Among the key findings are that the accountancy and legal professions have made strong improvements in their supervision of anti-money laundering (AML) work. However, some professional body supervisors (PBSs) are still lagging behind their peers and must continue to raise their standards further.
One year ago, 91% of relevant PBSs were not fully applying a risk-based approach to their supervision. One year on, only 14% are not yet driving supervisory activity by AML risk.
We also observed a notable increase in governance arrangements for AML supervision. A year ago, 44% of PBSs lacked clear accountability for their supervisory work. This figure had reached zero by the end of 2019.

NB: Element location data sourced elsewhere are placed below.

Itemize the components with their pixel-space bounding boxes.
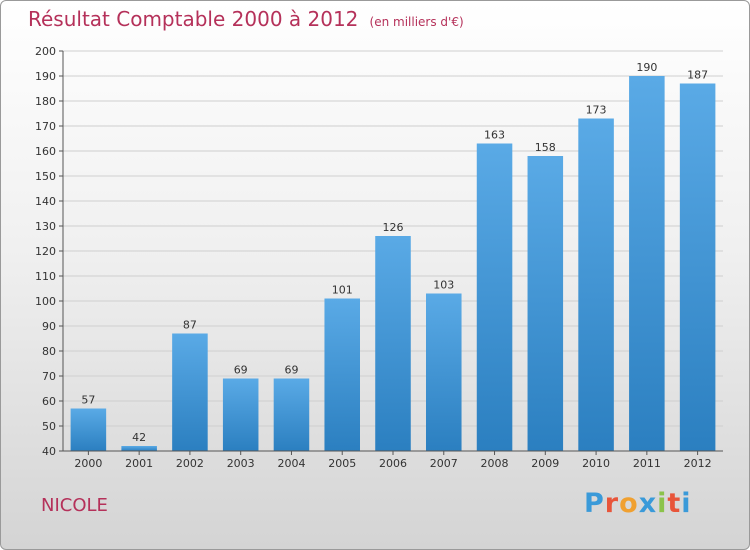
y-tick-label: 120	[35, 245, 56, 258]
bar	[578, 118, 614, 451]
logo-letter: r	[604, 488, 620, 519]
y-tick-label: 60	[42, 395, 56, 408]
chart-title: Résultat Comptable 2000 à 2012	[28, 7, 359, 31]
logo-letter: P	[584, 488, 605, 519]
y-tick-label: 50	[42, 420, 56, 433]
bar	[527, 156, 564, 451]
y-tick-label: 80	[42, 345, 56, 358]
y-tick-label: 130	[35, 220, 56, 233]
data-label: 69	[284, 364, 298, 377]
proxiti-logo[interactable]: Proxiti	[584, 488, 692, 519]
data-label: 87	[183, 319, 197, 332]
bar	[476, 143, 513, 451]
logo-letter: t	[667, 488, 682, 519]
bar	[273, 378, 310, 451]
commune-name: NICOLE	[41, 495, 108, 516]
bar	[426, 293, 462, 451]
y-tick-label: 70	[42, 370, 56, 383]
bar	[629, 76, 665, 451]
data-label: 190	[636, 61, 657, 74]
data-label: 173	[586, 104, 607, 117]
x-tick-label: 2002	[176, 457, 204, 470]
x-tick-label: 2004	[277, 457, 305, 470]
y-tick-label: 140	[35, 195, 56, 208]
y-tick-label: 40	[42, 445, 56, 458]
x-tick-label: 2005	[328, 457, 356, 470]
x-tick-label: 2003	[227, 457, 255, 470]
bar	[70, 408, 107, 451]
x-tick-label: 2012	[684, 457, 712, 470]
y-tick-label: 180	[35, 95, 56, 108]
data-label: 57	[81, 394, 95, 407]
x-tick-label: 2008	[481, 457, 509, 470]
bar	[172, 333, 208, 451]
logo-letter: o	[619, 488, 639, 519]
bar	[121, 446, 157, 451]
y-tick-label: 160	[35, 145, 56, 158]
logo-letter: i	[657, 488, 668, 519]
chart-title-block: Résultat Comptable 2000 à 2012 (en milli…	[28, 7, 464, 31]
y-tick-label: 150	[35, 170, 56, 183]
bar	[222, 378, 259, 451]
y-tick-label: 200	[35, 45, 56, 58]
y-tick-label: 190	[35, 70, 56, 83]
bar	[375, 236, 411, 451]
x-tick-label: 2011	[633, 457, 661, 470]
data-label: 158	[535, 141, 556, 154]
bar	[679, 83, 716, 451]
bar	[324, 298, 360, 451]
y-tick-label: 110	[35, 270, 56, 283]
y-tick-label: 90	[42, 320, 56, 333]
x-tick-label: 2000	[74, 457, 102, 470]
y-tick-label: 100	[35, 295, 56, 308]
data-label: 103	[433, 279, 454, 292]
y-tick-label: 170	[35, 120, 56, 133]
x-tick-label: 2010	[582, 457, 610, 470]
x-tick-label: 2009	[531, 457, 559, 470]
logo-letter: i	[681, 488, 692, 519]
data-label: 69	[234, 364, 248, 377]
x-tick-label: 2007	[430, 457, 458, 470]
data-label: 126	[383, 221, 404, 234]
data-label: 187	[687, 69, 708, 82]
x-tick-label: 2006	[379, 457, 407, 470]
data-label: 42	[132, 431, 146, 444]
data-label: 101	[332, 284, 353, 297]
data-label: 163	[484, 129, 505, 142]
logo-letter: x	[638, 488, 658, 519]
chart-subtitle: (en milliers d'€)	[369, 15, 464, 29]
x-tick-label: 2001	[125, 457, 153, 470]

Despite these improvements across the industry, OPBAS’ report has identified a number of areas for improvement, including:
- More enforcement action where appropriate. 41% of relevant PBSs did not take any kind of enforcement action for AML non-compliance
- Better information and intelligence sharing. 40% of PBSs were not members of established intelligence sharing systems
- Quality assurance of supervisory decision-making, with 32% of PBSs lacking formal procedures.
- Better internal staff training, with 8% of PBSs still in need of structured training
Megan Butler, Executive Director of Supervision – Investment, Wholesale and Specialist, said:
'We are pleased to see that OPBAS’ work is leading to positive changes in how professional bodies oversee the fight against dirty money.
'But there is still work to do, and in 12 months’ time we expect to see even greater improvements in anti-money laundering measures.'
OPBAS' report added that the full impact of changes to AML supervision is yet to be tested and will be a focus of OPBAS in 2020.